During a 1973 performance at Cologne’s annual Carnival, a West German comedian warmed up the crowd by leading it through a series of familiar call and response rituals. When he concluded by yelling “Sieg,” the crowd obligingly (unthinkingly?) responded, “Heil!” As the crowd laughed, not all that uneasily it seems, he expressed ironic surprise that there were so many “old comrades” in the audience. Although he quickly moved on to his next bit, the power of his humor was its ability to call out the implicit reality of 1970s West Germany: the rituals of Nazi Germany remained disturbingly familiar to many of its citizens.

These examples are a reminder that how people choose to present themselves for public interpretation matters, and historians should draw attention to actions that tend to elude scrutiny in the relentless churn of the news cycle.

After the Mastriano rally, Wallnau dismissed critics who identified his actions as fascist. He claimed that the viral clip had merely captured him leading the attendees in a prayer to commemorate Joshua Chamberlain’s famous bayonet charge down Little Round Top on July 2, 1863. Audience members raised their arms as Wallnau recited, “Pennsylvania will be like Little Round Top and America will have a new birth of liberty.”

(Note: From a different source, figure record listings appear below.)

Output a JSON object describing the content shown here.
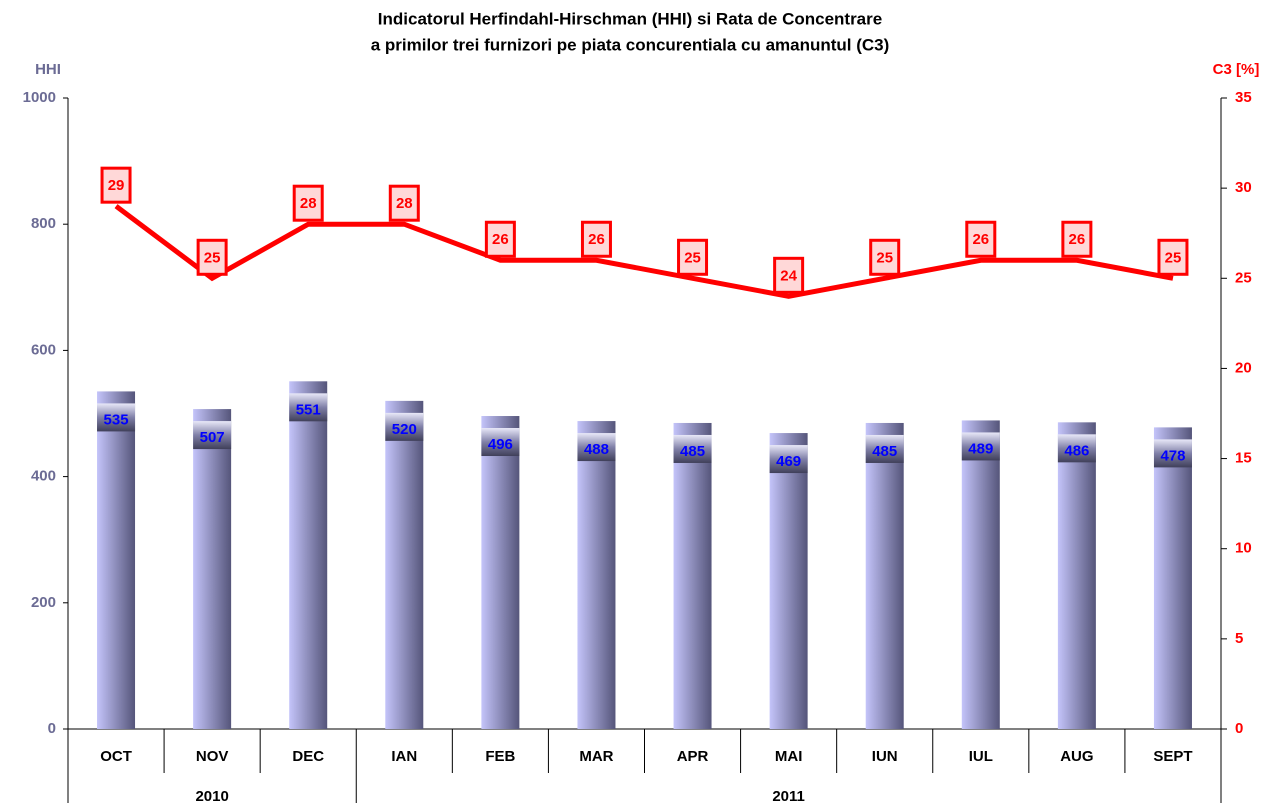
{
  "chart_data": {
    "type": "bar-line",
    "title": [
      "Indicatorul Herfindahl-Hirschman (HHI) si Rata de Concentrare",
      "a primilor trei furnizori pe piata concurentiala cu amanuntul (C3)"
    ],
    "y_label": "HHI",
    "y2_label": "C3 [%]",
    "categories": [
      "OCT",
      "NOV",
      "DEC",
      "IAN",
      "FEB",
      "MAR",
      "APR",
      "MAI",
      "IUN",
      "IUL",
      "AUG",
      "SEPT"
    ],
    "years": [
      "2010",
      "2010",
      "2010",
      "2011",
      "2011",
      "2011",
      "2011",
      "2011",
      "2011",
      "2011",
      "2011",
      "2011"
    ],
    "series": [
      {
        "name": "HHI",
        "type": "bar",
        "color": "#c4c4fa",
        "values": [
          535,
          507,
          551,
          520,
          496,
          488,
          485,
          469,
          485,
          489,
          486,
          478
        ]
      },
      {
        "name": "C3",
        "type": "line",
        "axis": "y2",
        "color": "#ff0000",
        "values": [
          29,
          25,
          28,
          28,
          26,
          26,
          25,
          24,
          25,
          26,
          26,
          25
        ]
      }
    ],
    "ylim": [
      0,
      1000
    ],
    "yticks": [
      0,
      200,
      400,
      600,
      800,
      1000
    ],
    "y2lim": [
      0,
      35
    ],
    "y2ticks": [
      0,
      5,
      10,
      15,
      20,
      25,
      30,
      35
    ]
  }
}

His words called to mind President Abraham Lincoln’s visit to Gettysburg to dedicate the cemetery there four months after the battle. He urged listeners to defeat the Confederacy and give the nation “a new birth of freedom.” The freedom Lincoln referenced was emancipation. But Wallnau’s choice to replace “freedom” with “liberty” plucked the battle out of the context of a nineteenth century war over human freedom and placed it into a twentieth-first century contest over supposed government overreach and the right of (violent) revolution.

The power of symbols — and of symbolic gestures — is that they never possess just one meaning. Lance Wallnau can always claim, with a veneer of plausible deniability, that the action he was orchestrating at that rally in Chambersburg was not a visible evocation of the Nazi salute. But we can’t permit Wallnau or Mastriano simultaneously to claim historical expertise and historical ignorance.

Like that Cologne crowd in 1973, many Americans in 2022 may be willing to discount as unimportant that many in the United States are willing to don Confederate uniforms, to fly Confederate and Nazi flags or to offer up some version of a Nazi salute. But these symbolic gestures remain much more than familiar rituals. They evoke a political movement that repudiated the freedom that Chamberlain fought for, and that Lincoln celebrated in his Gettysburg Address.

Gathering in a parking lot 25 miles west of Gettysburg, Wallnau cosplayed the Battle of Gettysburg to channel a specific kind of male fantasy, one that aspires to fight not just in an imagined past, but on behalf of a racist and authoritarian future. In that kind of role-playing, a Nazi salute fits right in. Ultimately, if American political movements decide to mimic Nazis, we should take them at their word.